Et, par décision du 25 février 2026, le préfet de la Savoie a ordonné le placement de X se disant, [G], [R] en rétention dans des locaux ne dépendant pas de l’administration pénitentiaire pour une durée de quatre jours.
Saisi en ce sens par le préfet de la Savoie, le juge des libertés et de la détention du tribunal judiciaire de Lyon, par décision du 1er mars 2026 ' confirmée par ordonnance du 3 mars 2026 du conseiller délégué de la cour d’appel de Lyon ' a ordonné la prolongation du maintien de X se disant, [G], [R] dans des locaux ne dépendant pas de l’administration pénitentiaire pour une période de vingt-six jours supplémentaires.
Par requête déposée le 25 mars 2026 au greffe du juge des libertés et de la détention du tribunal judiciaire de Lyon, le préfet de la Savoie a sollicité une nouvelle prolongation, pour une durée de trente jours supplémentaires, du maintien de X se disant, [G], [R] dans des locaux ne dépendant pas de l’administration pénitentiaire, par application des dispositions de l’article L. 742-4 du code de l’entrée et du séjour des étrangers et du droit d’asile.

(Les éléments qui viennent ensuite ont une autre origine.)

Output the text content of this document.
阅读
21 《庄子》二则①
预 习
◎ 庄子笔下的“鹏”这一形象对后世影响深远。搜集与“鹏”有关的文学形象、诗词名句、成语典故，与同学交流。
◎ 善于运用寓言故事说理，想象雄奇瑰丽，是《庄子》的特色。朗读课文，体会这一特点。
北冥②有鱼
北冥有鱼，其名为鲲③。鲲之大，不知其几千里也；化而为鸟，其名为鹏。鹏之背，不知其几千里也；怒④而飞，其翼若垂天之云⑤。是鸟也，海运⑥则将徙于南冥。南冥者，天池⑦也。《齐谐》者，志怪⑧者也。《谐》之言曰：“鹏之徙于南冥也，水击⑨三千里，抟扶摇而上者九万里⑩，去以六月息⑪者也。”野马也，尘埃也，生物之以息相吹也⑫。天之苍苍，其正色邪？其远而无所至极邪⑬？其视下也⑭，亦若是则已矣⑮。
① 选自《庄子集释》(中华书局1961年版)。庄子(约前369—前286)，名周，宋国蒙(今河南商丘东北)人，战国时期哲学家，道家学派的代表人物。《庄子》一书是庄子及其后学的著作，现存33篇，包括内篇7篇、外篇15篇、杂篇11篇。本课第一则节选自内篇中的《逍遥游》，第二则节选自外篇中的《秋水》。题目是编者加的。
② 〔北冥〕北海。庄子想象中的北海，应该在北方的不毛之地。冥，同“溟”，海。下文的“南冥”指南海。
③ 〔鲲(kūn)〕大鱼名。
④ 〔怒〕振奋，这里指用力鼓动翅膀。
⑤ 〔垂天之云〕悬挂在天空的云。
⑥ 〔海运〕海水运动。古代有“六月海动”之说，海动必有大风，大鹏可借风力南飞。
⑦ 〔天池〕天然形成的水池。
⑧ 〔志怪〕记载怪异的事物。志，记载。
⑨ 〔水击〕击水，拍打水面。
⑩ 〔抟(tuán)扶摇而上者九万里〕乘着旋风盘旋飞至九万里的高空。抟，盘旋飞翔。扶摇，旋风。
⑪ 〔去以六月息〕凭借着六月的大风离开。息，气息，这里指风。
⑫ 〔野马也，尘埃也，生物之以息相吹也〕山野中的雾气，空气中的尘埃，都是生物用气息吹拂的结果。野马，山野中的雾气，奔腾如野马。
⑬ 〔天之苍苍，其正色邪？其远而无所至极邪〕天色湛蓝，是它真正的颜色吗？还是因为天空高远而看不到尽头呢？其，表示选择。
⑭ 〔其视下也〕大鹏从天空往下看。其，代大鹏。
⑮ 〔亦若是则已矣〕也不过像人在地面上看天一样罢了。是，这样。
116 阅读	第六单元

Le juge des libertés et de la détention du tribunal judiciaire de Lyon, par décision dont appel du 26 mars 2026 à 15h09, a ordonné une nouvelle prolongation du maintien de X se disant, [G], [R] dans les locaux non pénitentiaires pour un délai maximum de trente jours supplémentaires.
Par transmission électronique du 27 mars 2026 à 12h00 au greffe de la présente juridiction, X. se disant, [G], [R] a interjeté appel de cette décision et sollicité l’infirmation de l’ordonnance déférée et sa remise en liberté immédiate, en faisant valoir – en substance – que l’administration ne rapportait pas la preuve de diligences effectives en vue de l’organisation rapide de son éloignement.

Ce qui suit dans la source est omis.